Out-Law News 1 min. read
10 Oct 2012, 3:23 pm
The Council had identified sites to accommodate 43,000 homes, nearly half of what is needed to meet the city's demand of 100,000 homes over the next 15 years. However, the rest of these homes may need to be built on green belt land, Barrow said.
"We have a building requirement the likes of which have not been seen since the 1930s," said Barrow. “We’re going to have to get into the green belt discussion in a serious way. The green belt was designated in the 1940s, but it is all a bit of an emotive subject. Around 10% of the UK is currently developed and models show that if we built every proposed project in the UK (in the green belt), that figure would only go up to 11.5%," he said.

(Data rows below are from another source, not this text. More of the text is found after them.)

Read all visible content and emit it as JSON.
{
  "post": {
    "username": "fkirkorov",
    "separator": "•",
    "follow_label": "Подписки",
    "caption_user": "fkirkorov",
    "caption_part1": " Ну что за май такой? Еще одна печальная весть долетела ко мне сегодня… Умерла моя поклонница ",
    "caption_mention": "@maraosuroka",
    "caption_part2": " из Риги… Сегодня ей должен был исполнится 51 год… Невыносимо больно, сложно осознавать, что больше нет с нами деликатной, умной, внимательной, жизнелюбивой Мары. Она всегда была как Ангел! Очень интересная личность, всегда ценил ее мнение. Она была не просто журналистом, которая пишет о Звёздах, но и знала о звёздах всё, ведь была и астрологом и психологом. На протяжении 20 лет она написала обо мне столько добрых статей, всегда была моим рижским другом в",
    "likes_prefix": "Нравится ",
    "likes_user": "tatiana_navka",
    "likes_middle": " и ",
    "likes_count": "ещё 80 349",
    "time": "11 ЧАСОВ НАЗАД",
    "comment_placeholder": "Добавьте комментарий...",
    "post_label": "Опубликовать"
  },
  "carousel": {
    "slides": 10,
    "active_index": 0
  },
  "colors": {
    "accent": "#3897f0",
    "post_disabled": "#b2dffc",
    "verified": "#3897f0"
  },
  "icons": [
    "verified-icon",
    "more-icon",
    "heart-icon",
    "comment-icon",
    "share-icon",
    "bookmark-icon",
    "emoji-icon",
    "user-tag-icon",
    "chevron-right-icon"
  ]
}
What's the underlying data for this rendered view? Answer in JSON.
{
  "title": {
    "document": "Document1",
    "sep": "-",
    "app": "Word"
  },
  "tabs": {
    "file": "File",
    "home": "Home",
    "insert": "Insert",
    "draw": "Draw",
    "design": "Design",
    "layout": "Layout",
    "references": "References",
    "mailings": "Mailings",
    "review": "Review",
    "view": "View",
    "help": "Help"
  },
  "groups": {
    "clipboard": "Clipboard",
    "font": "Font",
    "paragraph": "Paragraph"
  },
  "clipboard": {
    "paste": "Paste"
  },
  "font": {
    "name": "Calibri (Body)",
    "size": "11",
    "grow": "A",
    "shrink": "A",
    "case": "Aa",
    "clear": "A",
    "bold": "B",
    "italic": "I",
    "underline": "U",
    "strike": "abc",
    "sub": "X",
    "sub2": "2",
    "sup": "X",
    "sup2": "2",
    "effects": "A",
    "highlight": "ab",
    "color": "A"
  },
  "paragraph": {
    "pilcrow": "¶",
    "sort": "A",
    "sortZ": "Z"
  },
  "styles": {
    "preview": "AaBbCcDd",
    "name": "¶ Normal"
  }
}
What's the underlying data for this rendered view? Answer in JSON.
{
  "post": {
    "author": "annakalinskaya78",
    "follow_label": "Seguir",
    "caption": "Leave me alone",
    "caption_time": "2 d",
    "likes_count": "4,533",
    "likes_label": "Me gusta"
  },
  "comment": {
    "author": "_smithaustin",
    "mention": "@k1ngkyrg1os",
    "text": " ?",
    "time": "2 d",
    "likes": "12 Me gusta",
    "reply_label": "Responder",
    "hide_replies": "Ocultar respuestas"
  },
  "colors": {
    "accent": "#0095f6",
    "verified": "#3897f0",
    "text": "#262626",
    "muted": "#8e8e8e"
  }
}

"We have 160,000 commuters currently leapfrogging the green belt (and) putting infrastructure under enormous strain. A lot of the green belt isn’t green, You’ve got batches of green belt between A-roads that are just scrubland. We need to get into this issue now,” he said.
Barrow's comments follow Communities Secretary Eric Pickles' speech at the Party conference, in which he assured delegates that the Conservative party was committed to protecting the green belt.
"There has been a lot of press speculation in recent weeks on the green belt. Protecting the character of the countryside is stamped deep into the heart of Conservativism and I want to be absolutely clear - the green belt plays vital role in stopping urban sprawl - and we will protect it," Pickles said.